28 Dec, 2025 - 16:53

Attacchi di panico: quando la mente chiede aiuto

In collaborazione con
Maria Scozzafava
Attacchi di panico: quando la mente chiede aiuto

Ultimamente si parla sempre di più di salute mentale, soprattutto tra i giovani. Se ne parla sui social, nei media, nelle conversazioni quotidiane. Eppure, quando il tema diventa personale, reale, vissuto sulla propria pelle, spesso cala il silenzio, l’imbarazzo. Gli attacchi di panico sono una delle manifestazioni emotive più difficili da raccontare e da comprendere, soprattutto per chi non le ha mai provate. Arrivano improvvisamente, senza avvisare, lasciandoti addosso solo una sensazione di paura, peso un’ qualcosa di troppo difficile da spiegare a parole. Molti pensano siano solo capricci o debolezze, ma nella realtà sono segnali che la mente invia quando qualcosa dentro di noi chiede attenzione. 

Quando il panico arriva senza bussare

Spesso non viene compresa la difficoltà delle persone che ne soffrono, proprio perché un attacco di panico può arrivare veramente in qualsiasi momento: durante una fila al supermercato, sul treno, a lavoro, durante un esame o semplicemente nella propria stanza . Il corpo reagisce in modo improvviso e violento: il cuore inizia a battere forte, le gambe diventano pesanti, il respiro si accorcia e le mani tremano.

Ma la cosa più brutta è la testa che si riempie di pensieri incontrollabili, fino a perdere il controllo del proprio corpo, entrando in quella convinzione di svenire o addirittura di morire. Anche se non c’è un pericolo reale, il corpo si comporta come se fosse in emergenza. Chi lo vive o lo ha vissuto come me, puoi assicurarvi che chi vive un attacco di panico spesso si sente solo, confuso e spaventato, perché fatica a spiegare cosa gli sta succedendo e teme di non essere capito o addirittura creduto. 

Il silenzio che circonda gli attacchi di panico

Nonostante oggi si parli apertamente degli attacchi di panico, nelle scuole, in famiglia. Gli attacchi di panico restano ancora un tabù. Molti giovani evitano di raccontare la propria esperienza per paura di sembrare fragili o di essere etichettati come “ instabili”.

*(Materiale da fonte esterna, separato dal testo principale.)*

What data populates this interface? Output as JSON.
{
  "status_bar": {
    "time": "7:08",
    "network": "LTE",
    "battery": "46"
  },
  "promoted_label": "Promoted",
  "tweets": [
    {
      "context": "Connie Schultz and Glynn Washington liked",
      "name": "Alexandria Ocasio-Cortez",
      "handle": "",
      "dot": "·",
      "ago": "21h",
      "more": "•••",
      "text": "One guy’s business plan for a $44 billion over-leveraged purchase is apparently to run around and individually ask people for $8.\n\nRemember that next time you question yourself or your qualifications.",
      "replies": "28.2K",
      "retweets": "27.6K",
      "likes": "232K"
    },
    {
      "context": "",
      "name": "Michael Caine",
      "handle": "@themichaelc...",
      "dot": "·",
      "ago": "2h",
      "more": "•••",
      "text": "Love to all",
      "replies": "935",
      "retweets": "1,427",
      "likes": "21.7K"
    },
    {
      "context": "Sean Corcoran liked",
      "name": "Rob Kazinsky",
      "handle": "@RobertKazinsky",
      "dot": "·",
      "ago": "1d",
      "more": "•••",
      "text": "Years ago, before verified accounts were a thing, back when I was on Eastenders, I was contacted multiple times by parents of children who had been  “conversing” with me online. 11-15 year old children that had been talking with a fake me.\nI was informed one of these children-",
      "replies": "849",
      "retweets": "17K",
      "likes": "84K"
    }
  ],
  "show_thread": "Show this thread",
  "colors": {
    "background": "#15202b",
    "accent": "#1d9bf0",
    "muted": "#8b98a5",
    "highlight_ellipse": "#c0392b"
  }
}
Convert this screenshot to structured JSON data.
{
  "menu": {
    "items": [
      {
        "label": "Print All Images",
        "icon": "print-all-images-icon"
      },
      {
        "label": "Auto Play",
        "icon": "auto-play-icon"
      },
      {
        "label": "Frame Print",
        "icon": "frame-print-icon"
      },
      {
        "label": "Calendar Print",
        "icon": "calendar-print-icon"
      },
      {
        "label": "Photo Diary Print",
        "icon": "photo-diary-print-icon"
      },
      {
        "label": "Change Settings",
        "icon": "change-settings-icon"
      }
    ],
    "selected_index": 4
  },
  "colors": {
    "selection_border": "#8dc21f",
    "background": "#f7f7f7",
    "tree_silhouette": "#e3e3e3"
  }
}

Oggi le statistiche affermano che oltre il 50% dei giovani tra i 15 e i 20 anni soffrono di attacchi di panico. Questo dato dovrebbe far riflettere le istituzioni cercando di sensibilizzare maggiormente tutti gli ambienti lavorativi ma soprattutto scolastici, che prendono sempre sottogamba questo problema pensando sia solo un capriccio dei ragazzi.

Questo silenzio pesa più del panico stesso, perché trasforma una difficoltà condivisa da molti in una battaglia individuale. 

La pressione quotidiana e il peso delle aspettative

Viviamo in una società che corre veloce e chiede sempre di più. Bisogna essere produttivi, performanti, sempre presenti e brillanti, sempre all’altezza. Tra studio, lavoro, incertezze economiche, confronto continuo sui social e aspettative familiari, molti giovani si sentono schiacciati da una pressione costante.

Gli attacchi di panico raramente nascono dal nulla. Spesso sono il risultato di un accumulo di stress, paure, insicurezze e responsabilità che non trovano spazio per essere ascoltate. La mente, a un certo punto si ferma, e chiede aiuto nel modo più rumoroso possibile.

Iniziare a parlare degli attacchi di panico significa anche imparare ad ascoltarsi. Non vuol dire eliminare la paura, ma riconoscerla, accettarla e cercare di comprenderne l’origine. Chiedere aiuto ad uno specialista o semplicemente ammettere di non stare bene non è un fallimento è amore verso sé stessi. 

La fragilità dell’essere umano

Affrontare questo tema significa analizzare il contesto sociale in cui viviamo. Serve una cultura che non premia solo la forza apparente ma che sappia accogliere anche le fragilità, normalizzando il disagio sociale. Questo può avvenire solo creando spazi di ascolto, nelle scuole, nelle università, nei luoghi di lavoro e nella quotidianità.

Gli attacchi di panico non definiscono una persona, parlarne apertamente è il primo passo per rompere il silenzio e costruire una società più empatica, dove chiedere aiuto non è visto come una debolezza, ma come una forma di rispetto verso sé stessi. Perché la vera forza non sta nel resistere sempre, ma nel sapersi fermare, ascoltare e prendersi cura di sé.